Blue Nude is of a woman laying nude with one leg over the other and arm bent against her head. The strokes that were used while painting this piece were somewhat sketch like and you can see the process of applying paint to the canvas through this. Some of the most noticeable places that you can see this type of application is the shading on the inner side of her left breast and the dark lines around her thighs and face. This is a feature that falls into the category of avant-garde because it goes against the smooth soft lines that the academy strived for and was much more sketch like. The reason that they appreciated a more smooth finish to paintings is to give them a stronger sense of realism. This painting is very much the opposite of real. The color used to represent shadows and details on this woman are unusual and unrealistic. Along with this, some features were not portrayed in perfect detail such as her toes and fingers-again against the academy and more along the lines of avant-garde. The painting style being more sketch like and the subject not being in perfect detail is a bit unconventional as well. Another way that this painting portrays the avant-garde style is its depiction of the female nude. Rather than displaying a very stylized and soft image of a nude woman, Matisse created a much different and rougher portrayal. Her anatomy is also different than many of the nudes that we normally see. She seems to have definite muscle and this also takes away from the softness. There is a somewhat abstract feel to this piece because of the use of color along with the faint detail in the background. Many of these features fall into primitivism as well. The sketch like strokes may seem simpler and abstract background also add a simple feel to this piece. This is a characteristic of primitivism along with the abstraction that Matisse uses. Though we can guess that the background is of plants and flowers, it is hard to make out specific details and know for sure. Another feature that is more primitive is the exaggerated quality of this woman's body. She is fit and has muscle that is defined by dark blue and black lines that make them look very established. Though this is possible for women to look like, it is more common to see a softer shape.

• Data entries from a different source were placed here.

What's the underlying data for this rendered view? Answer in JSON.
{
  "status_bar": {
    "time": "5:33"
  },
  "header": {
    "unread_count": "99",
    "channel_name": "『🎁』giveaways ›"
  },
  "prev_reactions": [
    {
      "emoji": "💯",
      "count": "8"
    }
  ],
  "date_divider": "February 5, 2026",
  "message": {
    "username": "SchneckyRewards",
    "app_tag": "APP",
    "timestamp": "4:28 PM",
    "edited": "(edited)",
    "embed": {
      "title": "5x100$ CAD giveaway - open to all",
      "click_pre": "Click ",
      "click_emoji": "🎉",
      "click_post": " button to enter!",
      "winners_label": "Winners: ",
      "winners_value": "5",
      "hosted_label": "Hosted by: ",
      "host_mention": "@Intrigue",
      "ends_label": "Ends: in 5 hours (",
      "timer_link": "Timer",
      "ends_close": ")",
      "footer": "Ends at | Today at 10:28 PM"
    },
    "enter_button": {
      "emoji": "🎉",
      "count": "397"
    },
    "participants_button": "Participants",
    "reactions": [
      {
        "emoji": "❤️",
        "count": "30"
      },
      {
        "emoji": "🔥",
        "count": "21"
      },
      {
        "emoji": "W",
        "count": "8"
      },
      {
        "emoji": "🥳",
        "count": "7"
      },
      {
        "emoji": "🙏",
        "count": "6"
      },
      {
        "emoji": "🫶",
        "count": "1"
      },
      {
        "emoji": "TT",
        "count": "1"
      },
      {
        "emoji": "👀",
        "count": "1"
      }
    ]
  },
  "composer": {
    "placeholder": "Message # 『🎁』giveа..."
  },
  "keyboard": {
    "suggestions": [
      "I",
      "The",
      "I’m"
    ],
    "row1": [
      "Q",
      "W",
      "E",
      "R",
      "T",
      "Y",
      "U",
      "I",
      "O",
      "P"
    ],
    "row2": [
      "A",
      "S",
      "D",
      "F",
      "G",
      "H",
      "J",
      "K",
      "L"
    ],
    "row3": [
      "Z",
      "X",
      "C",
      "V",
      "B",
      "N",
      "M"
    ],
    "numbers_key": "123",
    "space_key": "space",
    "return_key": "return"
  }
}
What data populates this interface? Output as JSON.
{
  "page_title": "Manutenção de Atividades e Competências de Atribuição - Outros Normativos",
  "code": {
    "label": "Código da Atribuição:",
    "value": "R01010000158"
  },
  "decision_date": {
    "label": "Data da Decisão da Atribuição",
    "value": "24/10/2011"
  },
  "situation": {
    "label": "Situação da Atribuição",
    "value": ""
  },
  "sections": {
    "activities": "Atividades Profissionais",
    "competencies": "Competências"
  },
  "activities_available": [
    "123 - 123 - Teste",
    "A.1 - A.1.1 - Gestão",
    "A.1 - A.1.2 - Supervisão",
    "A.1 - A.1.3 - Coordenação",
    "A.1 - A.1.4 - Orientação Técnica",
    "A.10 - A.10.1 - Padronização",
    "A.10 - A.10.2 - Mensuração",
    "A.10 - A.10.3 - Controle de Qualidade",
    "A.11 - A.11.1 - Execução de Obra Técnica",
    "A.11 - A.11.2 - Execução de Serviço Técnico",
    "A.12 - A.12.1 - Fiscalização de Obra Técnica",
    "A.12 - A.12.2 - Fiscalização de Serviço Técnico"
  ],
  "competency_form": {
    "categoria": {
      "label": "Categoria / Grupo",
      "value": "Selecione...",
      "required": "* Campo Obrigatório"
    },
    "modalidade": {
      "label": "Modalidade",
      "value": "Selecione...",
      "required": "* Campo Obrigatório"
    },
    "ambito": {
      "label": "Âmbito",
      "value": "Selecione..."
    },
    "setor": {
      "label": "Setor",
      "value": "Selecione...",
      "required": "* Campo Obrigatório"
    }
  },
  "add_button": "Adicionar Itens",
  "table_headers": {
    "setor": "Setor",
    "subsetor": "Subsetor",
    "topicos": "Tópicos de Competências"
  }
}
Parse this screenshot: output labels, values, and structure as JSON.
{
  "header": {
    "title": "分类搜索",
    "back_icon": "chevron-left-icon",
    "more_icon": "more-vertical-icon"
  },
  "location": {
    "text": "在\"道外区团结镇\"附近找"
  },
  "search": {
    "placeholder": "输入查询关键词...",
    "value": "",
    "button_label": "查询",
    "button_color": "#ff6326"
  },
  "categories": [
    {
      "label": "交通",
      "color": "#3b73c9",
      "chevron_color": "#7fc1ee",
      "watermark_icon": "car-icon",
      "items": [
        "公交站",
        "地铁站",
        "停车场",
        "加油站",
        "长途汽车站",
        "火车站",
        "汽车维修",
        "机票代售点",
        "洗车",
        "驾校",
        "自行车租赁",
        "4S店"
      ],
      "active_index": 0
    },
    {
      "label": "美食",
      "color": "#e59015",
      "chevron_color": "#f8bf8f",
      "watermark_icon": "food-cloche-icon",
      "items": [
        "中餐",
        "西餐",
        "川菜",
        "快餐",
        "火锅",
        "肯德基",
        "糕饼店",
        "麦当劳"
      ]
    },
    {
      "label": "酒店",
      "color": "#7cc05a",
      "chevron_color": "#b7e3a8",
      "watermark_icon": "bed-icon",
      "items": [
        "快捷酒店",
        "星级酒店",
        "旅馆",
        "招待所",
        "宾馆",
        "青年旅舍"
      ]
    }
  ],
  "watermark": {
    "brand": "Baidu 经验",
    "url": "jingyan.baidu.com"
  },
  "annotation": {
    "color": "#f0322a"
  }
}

Blue Nude seems to have angered a lot of people. After all, it was burned in effigy when the 1913 Armory Show moved to Chicago, a place that should have appreciated what Carl Sandburg called "broad shoulders" and other exaggerations of the flesh.
Some art critics relate Blue Nude to one of Gauguin's Nevermore. The reason that it is easy to see similarities in these two pieces is not only because they are both of nude women but because of their use of rich colors and some dark outlines. Both pieces are somewhat rustic and also simple. Matisse has used a more sketch like stroke and Gauguin has included more detail though some is also abstract like Matisse's.